David Gerard writes "Security researcher Peter Gutmann has released A Cost Analysis of Windows Vista Content Protection, a detailed explanation of just what the protected-content paths in Windows Vista mean to you the consumer: increased hardware cost and even less OS robustness. 'This document analyses the cost involved in Vista's content protection, and the collateral damage that this incurs throughout the computer industry ... The Vista Content Protection specification could very well constitute the longest suicide note in history.'"

1 of 294 comments (clear)

  1. Re:it doesn't matter! by kyliaar · · Score: 5, Insightful

    Not true.

    We don't have to look too far into the past to see that not every Microsoft OS product has been a raging success. *cough* *cough* Windows ME

    Happy Windows ME users were few and far between in my experience.

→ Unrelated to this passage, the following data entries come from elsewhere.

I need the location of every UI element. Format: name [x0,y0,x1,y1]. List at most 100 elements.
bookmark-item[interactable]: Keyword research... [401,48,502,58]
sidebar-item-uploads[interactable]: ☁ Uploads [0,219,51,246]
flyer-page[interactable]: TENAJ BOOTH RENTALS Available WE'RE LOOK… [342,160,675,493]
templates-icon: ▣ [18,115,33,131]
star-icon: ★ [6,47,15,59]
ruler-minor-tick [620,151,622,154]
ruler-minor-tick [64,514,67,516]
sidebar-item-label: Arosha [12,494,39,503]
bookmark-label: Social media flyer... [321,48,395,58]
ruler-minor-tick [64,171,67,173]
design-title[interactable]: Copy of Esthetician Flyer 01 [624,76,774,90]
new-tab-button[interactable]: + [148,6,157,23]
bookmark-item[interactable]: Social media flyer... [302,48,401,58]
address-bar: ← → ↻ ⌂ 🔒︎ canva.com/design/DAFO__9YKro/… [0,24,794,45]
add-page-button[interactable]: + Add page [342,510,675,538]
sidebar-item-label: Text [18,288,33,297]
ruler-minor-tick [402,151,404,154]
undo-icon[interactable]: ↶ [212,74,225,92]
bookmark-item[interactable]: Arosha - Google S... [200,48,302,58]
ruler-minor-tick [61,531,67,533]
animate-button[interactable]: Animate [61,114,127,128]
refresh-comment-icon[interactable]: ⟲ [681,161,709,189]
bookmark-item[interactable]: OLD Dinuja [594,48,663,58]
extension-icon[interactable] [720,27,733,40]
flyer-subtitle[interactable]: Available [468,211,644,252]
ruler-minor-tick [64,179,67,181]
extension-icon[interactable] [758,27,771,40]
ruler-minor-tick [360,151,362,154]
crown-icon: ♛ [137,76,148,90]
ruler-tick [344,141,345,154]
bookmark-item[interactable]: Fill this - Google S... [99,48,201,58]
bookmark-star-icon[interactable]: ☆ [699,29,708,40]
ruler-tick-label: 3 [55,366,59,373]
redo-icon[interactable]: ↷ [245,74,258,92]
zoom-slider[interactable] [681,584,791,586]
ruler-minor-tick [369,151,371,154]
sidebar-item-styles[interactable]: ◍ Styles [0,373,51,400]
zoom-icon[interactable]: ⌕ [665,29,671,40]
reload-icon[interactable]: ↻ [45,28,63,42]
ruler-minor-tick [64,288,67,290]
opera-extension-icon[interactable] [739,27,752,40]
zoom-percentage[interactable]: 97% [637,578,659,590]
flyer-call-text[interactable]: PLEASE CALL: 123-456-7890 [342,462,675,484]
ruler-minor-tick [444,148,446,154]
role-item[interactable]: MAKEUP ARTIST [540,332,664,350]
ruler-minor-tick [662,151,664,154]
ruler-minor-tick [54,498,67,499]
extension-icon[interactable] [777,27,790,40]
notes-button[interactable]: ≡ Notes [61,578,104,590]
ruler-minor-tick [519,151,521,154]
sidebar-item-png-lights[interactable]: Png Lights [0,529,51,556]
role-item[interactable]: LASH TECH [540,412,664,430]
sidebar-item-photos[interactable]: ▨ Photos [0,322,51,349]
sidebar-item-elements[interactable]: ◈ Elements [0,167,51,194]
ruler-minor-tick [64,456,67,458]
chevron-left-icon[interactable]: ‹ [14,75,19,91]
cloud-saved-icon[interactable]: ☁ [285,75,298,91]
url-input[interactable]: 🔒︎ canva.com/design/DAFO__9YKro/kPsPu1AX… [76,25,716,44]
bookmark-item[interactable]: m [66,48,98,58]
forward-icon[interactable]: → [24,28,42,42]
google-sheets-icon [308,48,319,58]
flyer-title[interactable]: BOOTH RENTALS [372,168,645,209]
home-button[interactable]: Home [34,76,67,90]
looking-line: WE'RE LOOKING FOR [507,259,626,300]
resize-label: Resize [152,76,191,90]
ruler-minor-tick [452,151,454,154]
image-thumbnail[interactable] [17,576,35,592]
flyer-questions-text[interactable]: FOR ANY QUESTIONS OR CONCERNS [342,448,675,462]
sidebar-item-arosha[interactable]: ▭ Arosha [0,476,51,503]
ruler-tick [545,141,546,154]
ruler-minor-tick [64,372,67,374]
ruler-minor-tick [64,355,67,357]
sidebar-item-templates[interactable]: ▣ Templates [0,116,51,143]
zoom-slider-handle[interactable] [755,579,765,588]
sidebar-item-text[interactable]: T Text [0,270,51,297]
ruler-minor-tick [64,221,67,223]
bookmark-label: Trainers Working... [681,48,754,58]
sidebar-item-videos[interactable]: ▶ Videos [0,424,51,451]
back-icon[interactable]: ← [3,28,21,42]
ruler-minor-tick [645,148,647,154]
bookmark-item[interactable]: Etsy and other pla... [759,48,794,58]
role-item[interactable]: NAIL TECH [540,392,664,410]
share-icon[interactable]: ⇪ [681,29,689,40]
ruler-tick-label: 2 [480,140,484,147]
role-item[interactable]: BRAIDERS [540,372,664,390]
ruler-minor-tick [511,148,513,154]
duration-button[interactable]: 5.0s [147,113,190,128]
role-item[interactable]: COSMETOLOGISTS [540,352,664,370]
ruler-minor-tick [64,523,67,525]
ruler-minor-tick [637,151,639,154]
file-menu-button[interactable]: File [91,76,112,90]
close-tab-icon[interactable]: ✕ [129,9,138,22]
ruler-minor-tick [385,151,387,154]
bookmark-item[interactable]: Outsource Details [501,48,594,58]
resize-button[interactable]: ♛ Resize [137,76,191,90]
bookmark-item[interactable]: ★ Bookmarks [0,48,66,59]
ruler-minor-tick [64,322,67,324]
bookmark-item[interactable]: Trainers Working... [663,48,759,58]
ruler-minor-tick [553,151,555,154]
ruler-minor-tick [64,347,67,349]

Not having native USB support as well as having a host of stability issues that were hard to debug, etc. few people upgraded to it or quickly upgraded away from it when XP became wildly available.

    I realize that the document linked to is written with what seems to be an almost inflammatory bias, it does sound that the Vista Content Protection is a move in the wrong direction for the content publishing industry and lawyers rather than the consumers.

    Not even Microsoft is immune to the forces of the market. They do have dominance in a field where migrations away from a product are often expensive and time consuming but, at the very least, if they produce a crap product, people will not upgrade to it.

    People making new purchases are much freer to choose from a competitor that may not have the same problems.